Sep 14, 2014; Denver, CO, USA; Kansas City Chiefs tackle Jeffrey Linkenbach (74) on the sidelines in the third quarter against the Denver Broncos at Sports Authority Field at Mile High. The Broncos defeated the Chiefs 24-17. Mandatory Credit: Ron Chenoy-USA TODAY Sports

Jeff Linkenbach isn’t the longterm answer, but for the time being, he’s most definitely the short-term solution.

Let’s put this into context: In Week 14, Mike McGlynn started at left guard, and Alex Smith was sacked five times by a pass rush that Pro Football Focus (PFF) currently ranks 29th in the league.

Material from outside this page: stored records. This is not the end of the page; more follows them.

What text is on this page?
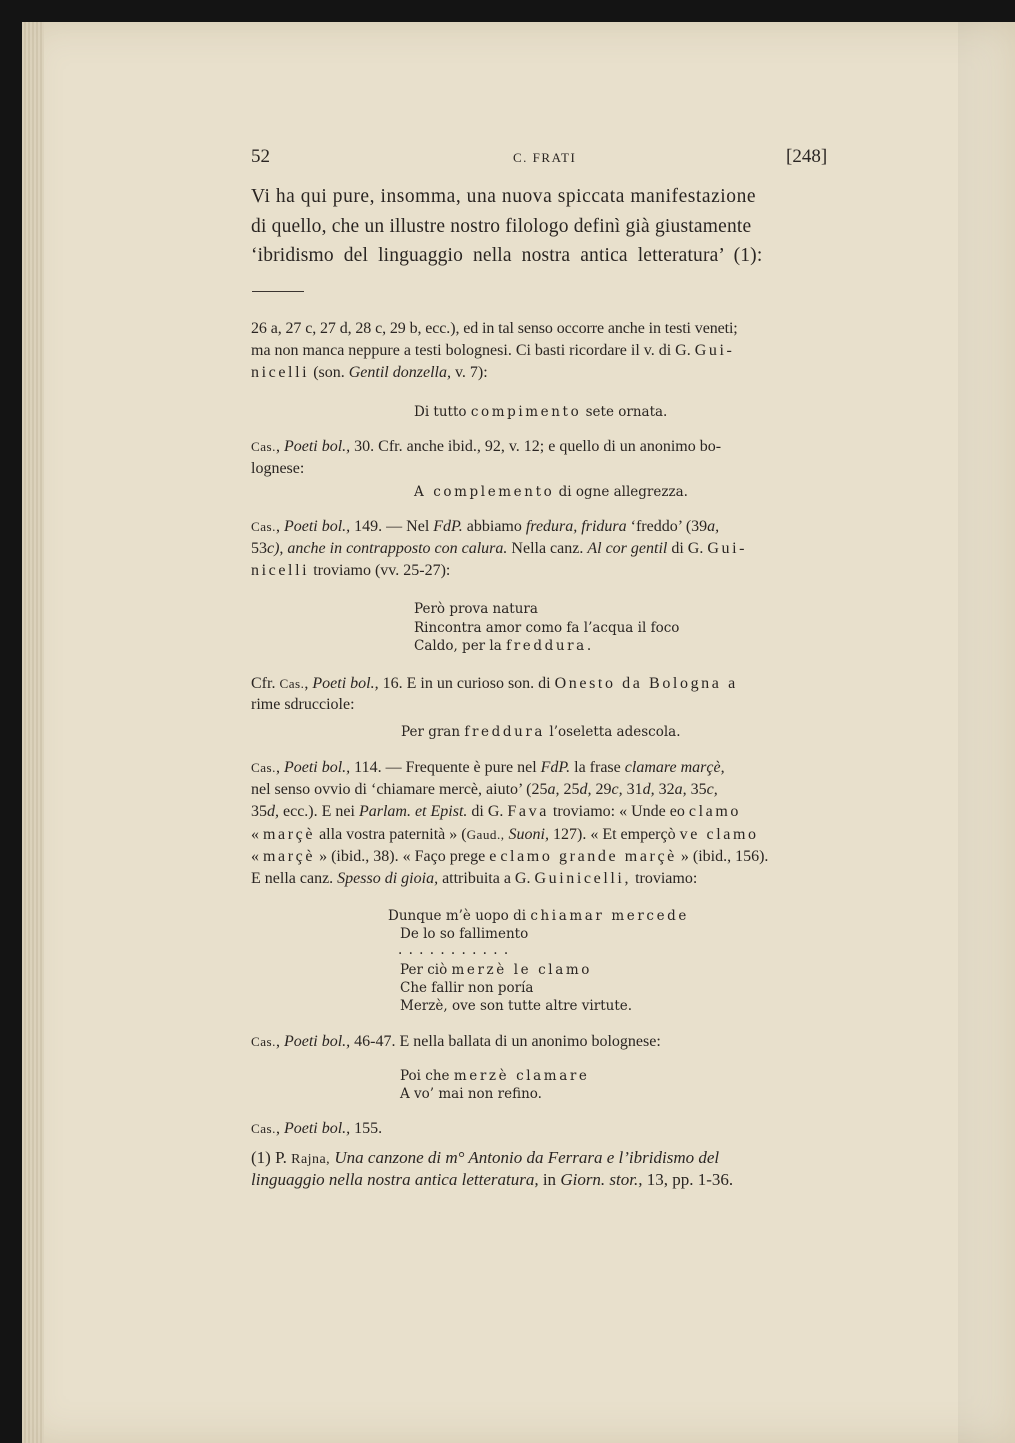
52	C. FRATI	[248]
Vi ha qui pure, insomma, una nuova spiccata manifestazione
di quello, che un illustre nostro filologo definì già giustamente
‘ibridismo del linguaggio nella nostra antica letteratura’ (1):
26 a, 27 c, 27 d, 28 c, 29 b, ecc.), ed in tal senso occorre anche in testi veneti;
ma non manca neppure a testi bolognesi. Ci basti ricordare il v. di G. Gui-
nicelli (son. Gentil donzella, v. 7):
Di tutto compimento sete ornata.
Cas., Poeti bol., 30. Cfr. anche ibid., 92, v. 12; e quello di un anonimo bo-
lognese:
A complemento di ogne allegrezza.
Cas., Poeti bol., 149. — Nel FdP. abbiamo fredura, fridura ‘freddo’ (39a,
53c), anche in contrapposto con calura. Nella canz. Al cor gentil di G. Gui-
nicelli troviamo (vv. 25-27):
Però prova natura
Rincontra amor como fa l’acqua il foco
Caldo, per la freddura.
Cfr. Cas., Poeti bol., 16. E in un curioso son. di Onesto da Bologna a
rime sdrucciole:
Per gran freddura l’oseletta adescola.
Cas., Poeti bol., 114. — Frequente è pure nel FdP. la frase clamare marçè,
nel senso ovvio di ‘chiamare mercè, aiuto’ (25a, 25d, 29c, 31d, 32a, 35c,
35d, ecc.). E nei Parlam. et Epist. di G. Fava troviamo: « Unde eo clamo
« marçè alla vostra paternità » (Gaud., Suoni, 127). « Et emperçò ve clamo
« marçè » (ibid., 38). « Faço prege e clamo grande marçè » (ibid., 156).
E nella canz. Spesso di gioia, attribuita a G. Guinicelli, troviamo:
Dunque m’è uopo di chiamar mercede
De lo so fallimento
. . . . . . . . . . .
Per ciò merzè le clamo
Che fallir non poría
Merzè, ove son tutte altre virtute.
Cas., Poeti bol., 46-47. E nella ballata di un anonimo bolognese:
Poi che merzè clamare
A vo’ mai non refino.
Cas., Poeti bol., 155.
(1) P. Rajna, Una canzone di m° Antonio da Ferrara e l’ibridismo del
linguaggio nella nostra antica letteratura, in Giorn. stor., 13, pp. 1-36.
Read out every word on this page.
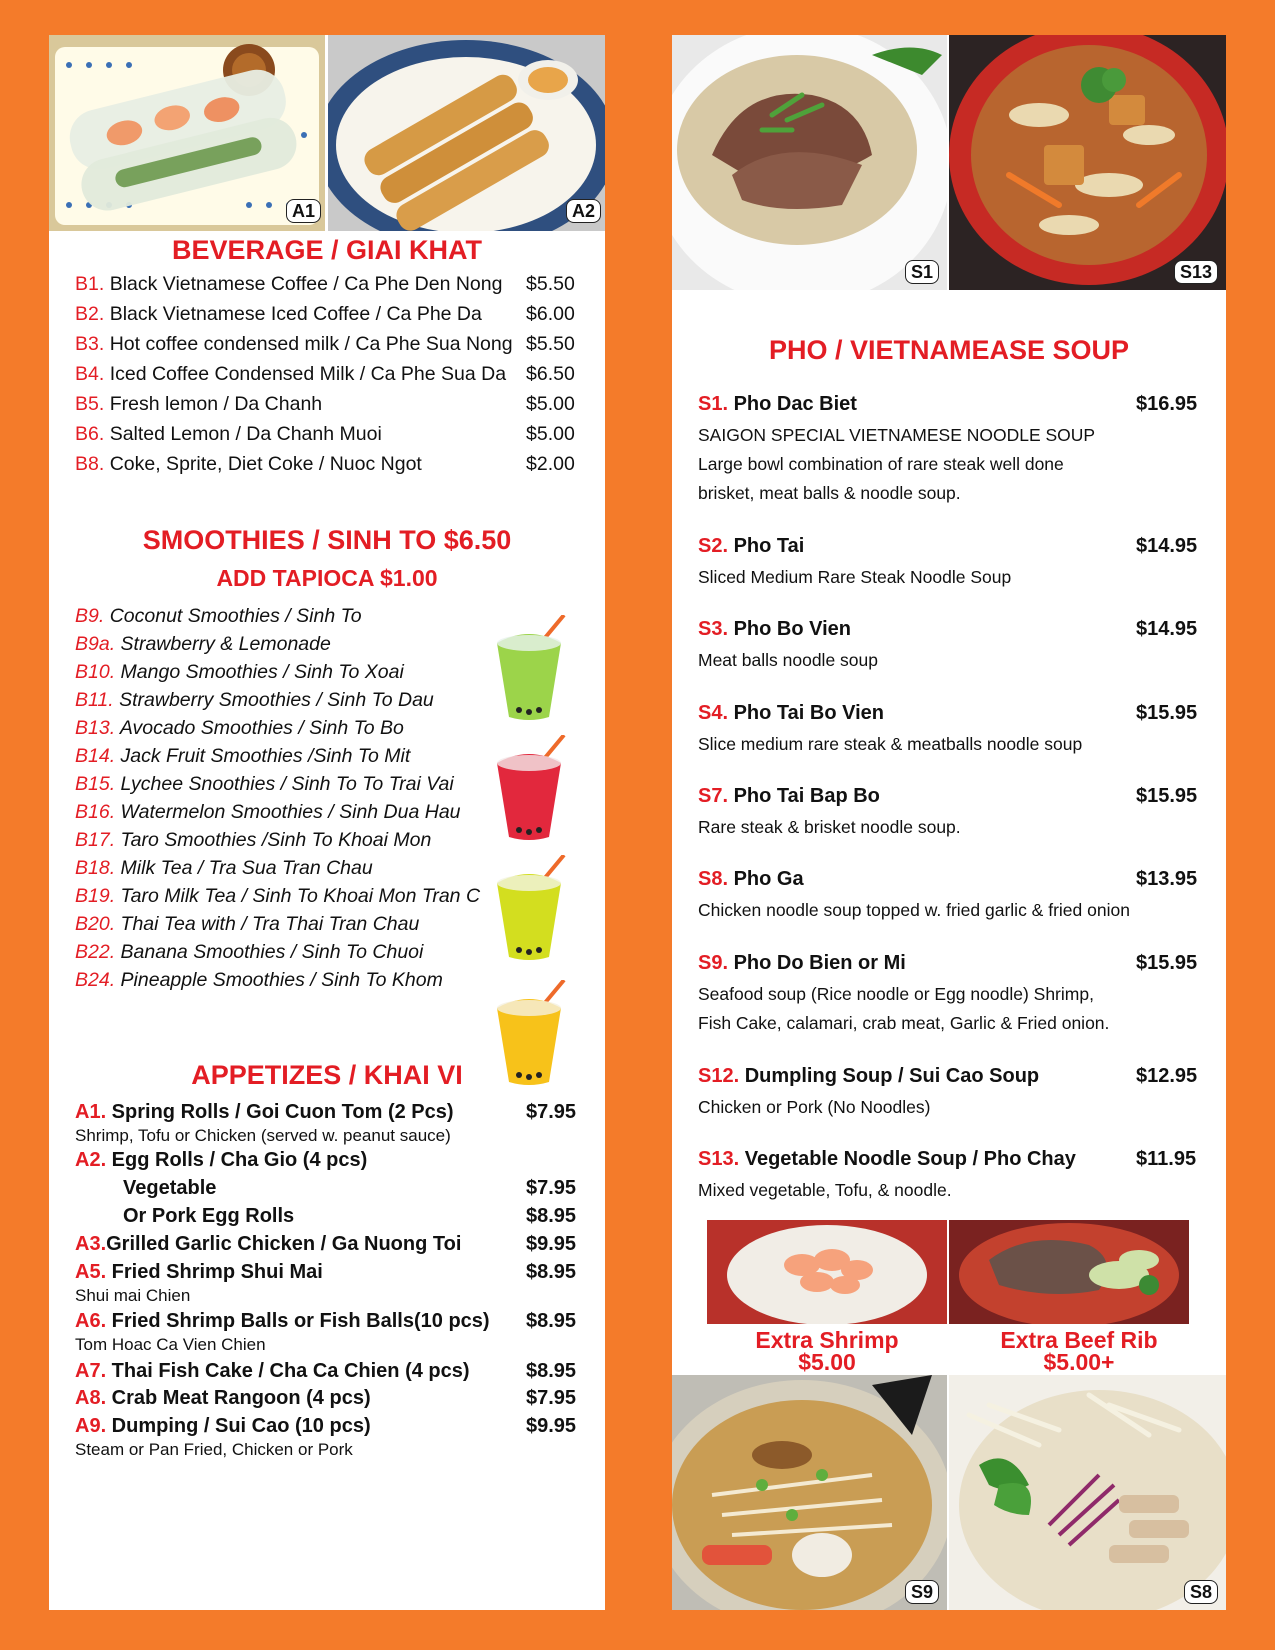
A1	A2
BEVERAGE / GIAI KHAT
B1. Black Vietnamese Coffee / Ca Phe Den Nong $5.50
B2. Black Vietnamese Iced Coffee / Ca Phe Da $6.00
B3. Hot coffee condensed milk / Ca Phe Sua Nong $5.50
B4. Iced Coffee Condensed Milk / Ca Phe Sua Da $6.50
B5. Fresh lemon / Da Chanh	$5.00
B6. Salted Lemon / Da Chanh Muoi	$5.00
B8. Coke, Sprite, Diet Coke / Nuoc Ngot	$2.00
SMOOTHIES / SINH TO $6.50
ADD TAPIOCA $1.00
B9. Coconut Smoothies / Sinh To
B9a. Strawberry & Lemonade
B10. Mango Smoothies / Sinh To Xoai
B11. Strawberry Smoothies / Sinh To Dau
B13. Avocado Smoothies / Sinh To Bo
B14. Jack Fruit Smoothies /Sinh To Mit
B15. Lychee Snoothies / Sinh To To Trai Vai
B16. Watermelon Smoothies / Sinh Dua Hau
B17. Taro Smoothies /Sinh To Khoai Mon
B18. Milk Tea / Tra Sua Tran Chau
B19. Taro Milk Tea / Sinh To Khoai Mon Tran C
B20. Thai Tea with / Tra Thai Tran Chau
B22. Banana Smoothies / Sinh To Chuoi
B24. Pineapple Smoothies / Sinh To Khom
APPETIZES / KHAI VI
A1. Spring Rolls / Goi Cuon Tom (2 Pcs)	$7.95
Shrimp, Tofu or Chicken (served w. peanut sauce)
A2. Egg Rolls / Cha Gio (4 pcs)
Vegetable	$7.95
Or Pork Egg Rolls	$8.95
A3.Grilled Garlic Chicken / Ga Nuong Toi	$9.95
A5. Fried Shrimp Shui Mai	$8.95
Shui mai Chien
A6. Fried Shrimp Balls or Fish Balls(10 pcs) $8.95
Tom Hoac Ca Vien Chien
A7. Thai Fish Cake / Cha Ca Chien (4 pcs)	$8.95
A8. Crab Meat Rangoon (4 pcs)	$7.95
A9. Dumping / Sui Cao (10 pcs)	$9.95
Steam or Pan Fried, Chicken or Pork
S1	S13
PHO / VIETNAMEASE SOUP
S1. Pho Dac Biet	$16.95
SAIGON SPECIAL VIETNAMESE NOODLE SOUP
Large bowl combination of rare steak well done
brisket, meat balls & noodle soup.
S2. Pho Tai	$14.95
Sliced Medium Rare Steak Noodle Soup
S3. Pho Bo Vien	$14.95
Meat balls noodle soup
S4. Pho Tai Bo Vien	$15.95
Slice medium rare steak & meatballs noodle soup
S7. Pho Tai Bap Bo	$15.95
Rare steak & brisket noodle soup.
S8. Pho Ga	$13.95
Chicken noodle soup topped w. fried garlic & fried onion
S9. Pho Do Bien or Mi	$15.95
Seafood soup (Rice noodle or Egg noodle) Shrimp,
Fish Cake, calamari, crab meat, Garlic & Fried onion.
S12. Dumpling Soup / Sui Cao Soup	$12.95
Chicken or Pork (No Noodles)
S13. Vegetable Noodle Soup / Pho Chay	$11.95
Mixed vegetable, Tofu, & noodle.
Extra Shrimp
$5.00
Extra Beef Rib
$5.00+
S9	S8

A week later, McGlynn was swapped out for Linkenbach, and the Chiefs faced a nastier pass rush (that PFF ranks 16th overall). Low and behold, though, the sack total dipped to one.

Normally, comparing players throughout a two-week span would be deemed a snap judgment, and rightfully so. An offensive line is comprised of five moving parts, and they all rely upon one another in pass protection. The front five is only as good as its weakest link.

That said, when watching the two guards on tape, the disparities become clearer with each snap.

I’ve been skewering McGlynn since the second game of the season. And week after week, soapbox after soapbox, three of the vet’s flaws continually reared their head: poor awareness, subpar strength and lackluster athleticism.

He consistently failed to identify blitzes and/or stunts. He was regularly bulldozed into the backfield. He rarely anchored and recovered. He was the world’s huskiest scarecrow.

Now, make no mistake: After watching all of Smith’s Week 15 dropbacks, Linkenbach certainly isn’t the second coming of Brian Waters, but his skill set meshes with those around him infinitely better than that of his predecessor.

Throughout the game, he was flagged for one penalty—a hold on Khalil Mack—but was rarely beaten. And even on the occasions in which he was, Linkenbach showed enough athleticism to anchor and recover—or in other instances, steer pursuers away from the pocket.

He kept his head on a swivel, scouting for potential blitzes and stunts, and also disengaged to combo-block more immediate threats when necessary.

No matter how you allocate the credit for last week’s offensive expansion, Linkenbach’s contributions shouldn’t be overlooked.